08 June 2017 #Real Estate
A large percentage of modern leases of business premises include break clauses and virtually all will include provisions restricting the assignment and underletting of the lease. A landlord will generally seek to control the exercise of a tenant’s break and the tenant’s right to assign or underlet its premises as far as possible without damaging any future rent review on the grounds that the lease contains onerous conditions.
The Code for Leasing Business Premises in England and Wales 2007 (“the Lease Code”) is a code resulting from the discussion between representatives of landlords, tenants and the government. The aim of the Lease Code is to provide a document to be used as a checklist for negotiations before the grant of a lease and lease renewals. Many major landlords have agreed to be bound by the provisions of the Lease Code.
Notwithstanding the existence of the Lease Code, we still see numerous leases for business premises which contain break clause and alienation provisions which are in direct conflict with the provisions of the Lease Code.
As a reminder for landlords and tenants the Lease Code provides as follows:
Notwithstanding this clear wording, many landlords and their solicitors still provide break clauses containing the provision that the tenant will not be entitled to exercise the break if “there is a subsisting breach of any of the covenants or conditions on the part of the tenant in this lease” or similar wording.
As landlords are aware, such wording is likely to make the break clause unenforceable. Any tenant is likely to be in breach of some provision contained in the lease, however minor, and this wording will entitle the landlord to prevent the exercise of the break. It should always be rejected by a tenant.
Although there is no mention in the Lease Code of the payment of any penalty by the tenant prior to the date on which the lease is to be broken, tenants need to remember that where such penalty payment has been agreed, it must be paid before the specified date. If it is not, the landlord will be entitled to refuse to accept any break by the tenant.
The Lease Code also provides that “an authorised guarantee agreement should not be required as a condition of the assignment unless at the date of the assignment:
The above wording is generally ignored in modern commercial leases.
The majority of new business leases contain many specific conditions that must be complied with including:
This is one of the worst provisions to be imposed as, if the current tenant is a very strong covenant, it may enable the landlord to reject a satisfactory tenant whose only issue is that he is of weaker covenant strength than the current tenant;
Where leases automatically impose the above-mentioned conditions, no consideration is given as to whether or not these conditions are reasonable. The obligation to be reasonable was imposed on landlords by the Landlord and Tenant Act 1927 but relaxed as a result of the provisions in the Landlord and Tenant (Covenants) Act 1995.
It may well be that it is reasonable for the assignee to provide a guarantor or for consent to assignment to be refused if the assignee is not of sufficient financial standing to enable it to comply with the tenant’s covenants or conditions. However, a tenant should argue very strongly against the inclusion of a provision automatically entitling the landlord to refuse consent where in the reasonable opinion of the landlord the value or marketability of the landlord’s reversionary interest would be diminished. It is not appropriate for a landlord to take this into account when granting consent to an assignment. Its only concern should be that the assignee is of adequate financial standing to enable it to comply with the tenant’s covenants, including payment of the rent and any other monies due.
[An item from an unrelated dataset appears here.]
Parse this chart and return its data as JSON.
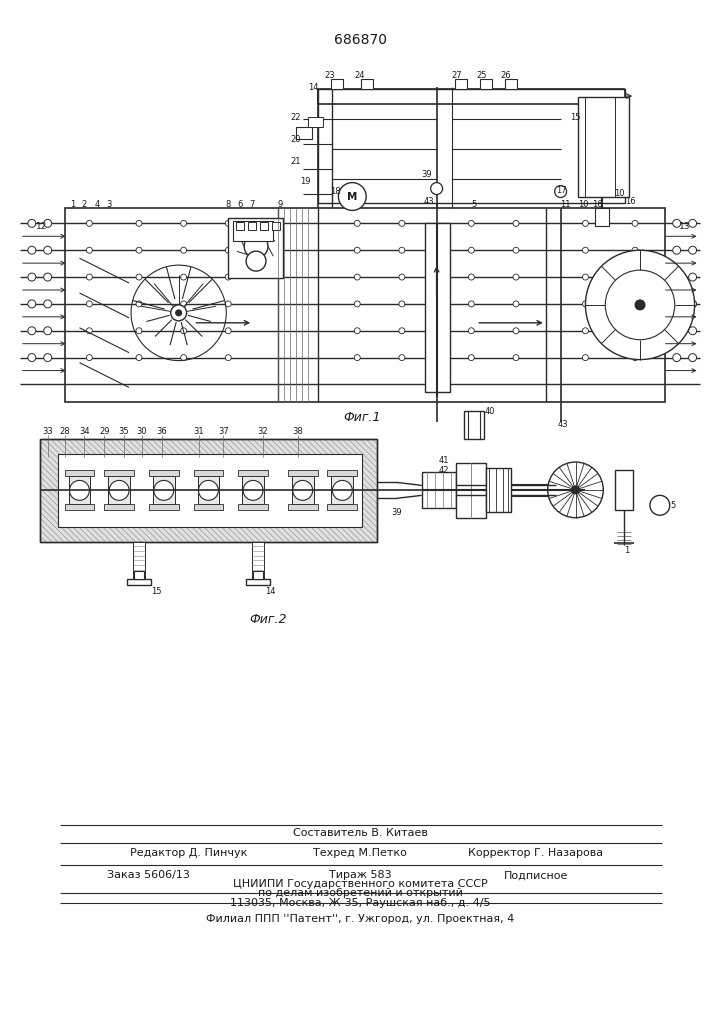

As set out above, the Lease Code provides that authorised guarantee agreements (AGAs) should not be required save in specific circumstances. However, as most commercial tenants will be aware, new commercial leases almost always require an AGA on completion of an assignment. It is always worth pressing for a provision that an AGA will only be required where reasonable.
It is not unusual for landlords to require that any rent is paid up before consent for an assignment is given but a reference to refusal of consent because there is a material breach of covenant leaves open the question of what is a “material breach of covenant”. Such wording should always be rejected if possible. If there is a specific breach that the landlord required to be rectified, this may be treated as a reasonable ground for refusing consent but very open wording is not helpful.
The Lease Code also provides that subleases to be excluded from the renewal provisions of the Landlord and Tenant Act 1954 should not have to be on the same terms as the tenant’s lease.
Modern leases generally, but not always, confirm that any subletting should be at the then current market rent. Wording providing that a sublease must be at the greater of the market rent and the passing rent must be avoided at all costs as such wording will result in the tenant being unable to sublet if there is a collapse in rents in the commercial property market.
Notwithstanding the wording in the Lease Code, it is unusual for leases not to provide that subleases must be on the same terms as the tenant’s lease insofar as they relate to the premises demised. It is worth mentioning the provisions of the Lease Code to the landlord if there are specific differences to the headlease that the tenant and the subtenant want to include in the terms of a sublease.